Can a non-working spouse contribute to a traditional IRA?

There is no special type of IRA for spouses, instead the rule allows non-working spouses to contribute to a traditional IRA or a Roth IRA—provided they file a joint tax return with their working spouse. Each person may only contribute to their own accounts up to the annual IRA contribution limit.

Can my spouse contribute to a SEP IRA?

Yes. A SEP-IRA plan can’t be set up for just one partner, because the partnership is considered the employer of each partner. This means that all partners must participate if they have earnings and meet the eligibility requirements. Must I contribute the same amount each year to my employees’ SEP-IRA?

How are distributions from a nondeductible IRA taxed?

Answer: If you made some nondeductible contributions to a traditional IRA, then a portion of any rollover or withdrawal will be tax-free. The tax-free amount is based on the ratio of nondeductible contributions to the total balance of all of your traditional IRAs.

Can a spouse contribute to a non deductible Traditional IRA?

Unless you are the decedent’s spouse and choose to treat the IRA as your own, you cannot combine this basis (non-deductible contribution) with any basis you have in your own traditional IRA (s) or any basis in traditional IRA (s) you inherited from other decedents.

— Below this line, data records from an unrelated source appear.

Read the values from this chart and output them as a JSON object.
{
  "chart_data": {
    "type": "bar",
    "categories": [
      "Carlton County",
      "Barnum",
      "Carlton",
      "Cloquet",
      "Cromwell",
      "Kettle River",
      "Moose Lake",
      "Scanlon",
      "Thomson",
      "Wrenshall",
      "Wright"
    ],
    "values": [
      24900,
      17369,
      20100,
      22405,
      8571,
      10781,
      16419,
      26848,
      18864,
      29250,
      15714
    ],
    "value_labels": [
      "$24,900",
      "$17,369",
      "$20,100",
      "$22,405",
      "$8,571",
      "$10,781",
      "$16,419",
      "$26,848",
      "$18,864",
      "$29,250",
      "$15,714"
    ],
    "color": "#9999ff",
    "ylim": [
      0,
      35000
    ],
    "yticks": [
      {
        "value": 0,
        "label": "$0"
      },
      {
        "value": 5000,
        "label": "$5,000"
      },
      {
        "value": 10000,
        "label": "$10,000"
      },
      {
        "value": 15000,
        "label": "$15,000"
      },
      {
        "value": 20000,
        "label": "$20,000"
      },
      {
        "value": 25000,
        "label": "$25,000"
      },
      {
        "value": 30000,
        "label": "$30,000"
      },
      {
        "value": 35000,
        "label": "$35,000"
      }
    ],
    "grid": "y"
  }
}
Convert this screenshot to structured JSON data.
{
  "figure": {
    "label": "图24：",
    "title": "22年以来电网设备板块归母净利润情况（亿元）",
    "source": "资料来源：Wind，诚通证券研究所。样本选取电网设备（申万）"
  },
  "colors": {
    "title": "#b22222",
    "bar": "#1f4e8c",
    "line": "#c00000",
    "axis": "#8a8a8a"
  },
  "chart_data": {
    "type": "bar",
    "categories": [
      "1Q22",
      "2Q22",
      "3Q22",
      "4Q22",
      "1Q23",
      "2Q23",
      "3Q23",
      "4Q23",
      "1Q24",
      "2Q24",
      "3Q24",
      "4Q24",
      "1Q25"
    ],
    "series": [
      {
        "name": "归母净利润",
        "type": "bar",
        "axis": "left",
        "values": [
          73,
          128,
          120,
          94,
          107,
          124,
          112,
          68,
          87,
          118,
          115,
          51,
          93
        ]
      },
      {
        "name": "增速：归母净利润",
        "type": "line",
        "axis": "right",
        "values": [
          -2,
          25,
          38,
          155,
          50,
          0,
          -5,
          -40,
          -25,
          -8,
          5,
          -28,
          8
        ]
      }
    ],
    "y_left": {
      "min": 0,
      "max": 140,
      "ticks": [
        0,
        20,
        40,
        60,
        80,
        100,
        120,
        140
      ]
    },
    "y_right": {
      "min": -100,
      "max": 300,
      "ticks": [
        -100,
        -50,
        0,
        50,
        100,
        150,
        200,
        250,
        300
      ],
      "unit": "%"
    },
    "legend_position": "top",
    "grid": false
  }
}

What makes up a non deductible IRA distribution?

If nondeductible contributions have been made or after-tax amounts have been rolled over to your IRA, distributions consist partly of nondeductible contributions (basis) and partly of deductible contributions, earnings, and gains (if there are any).

What are the tax consequences of a nondeductible IRA?

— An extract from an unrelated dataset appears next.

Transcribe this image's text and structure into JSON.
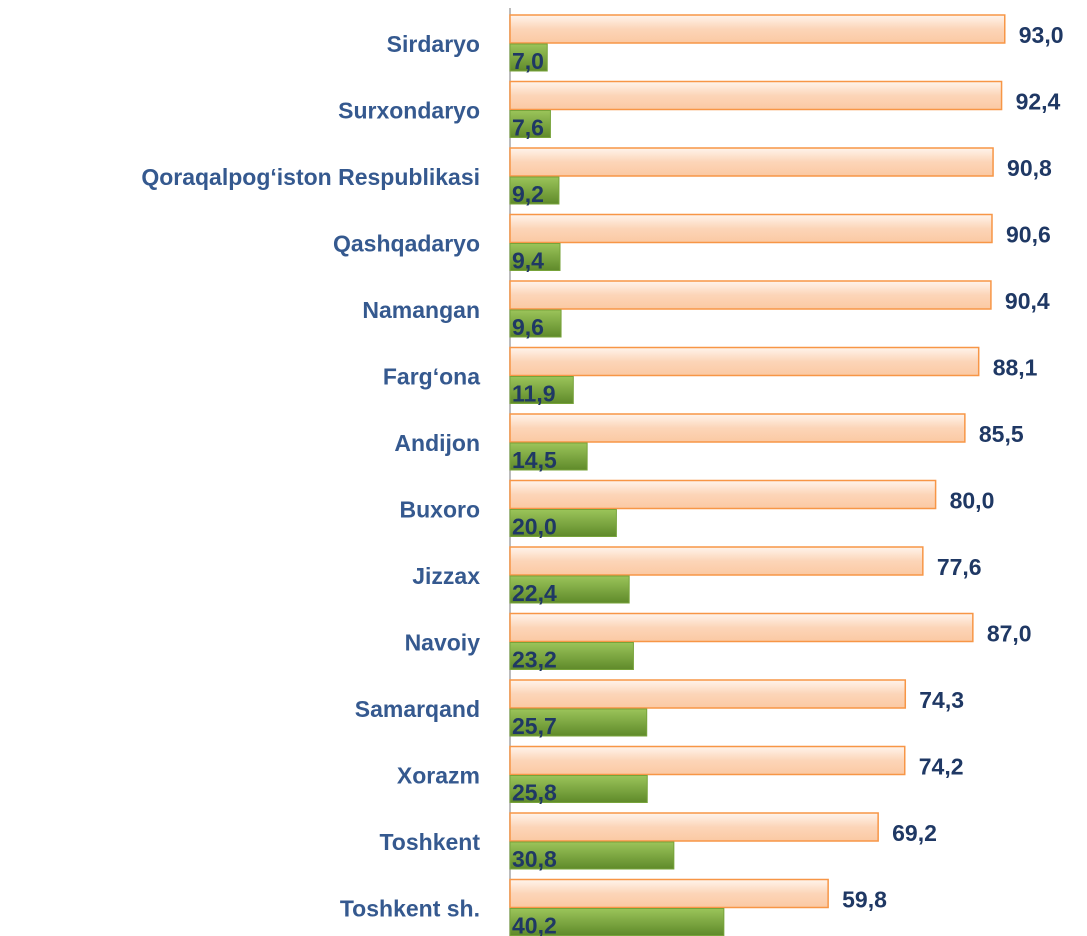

Nondeductible IRAs and tax basis. With most traditional IRAs, the tax consequences are simple: All distributions are taxable. That’s because if you get an up-front deduction on your IRA contribution, then the IRS wants to get its tax revenue back when you withdraw money from your account in retirement.

How much money can you withdraw from a non deductible IRA?

If you were to make a $1,000 withdrawal during retirement, only $900 would be considered taxable income, since 10% ($2,000 divided by $20,000) was a return of a non-deductible basis. It’s not always clear whether non-deductible IRA contributions are the best place for you to stash your retirement savings.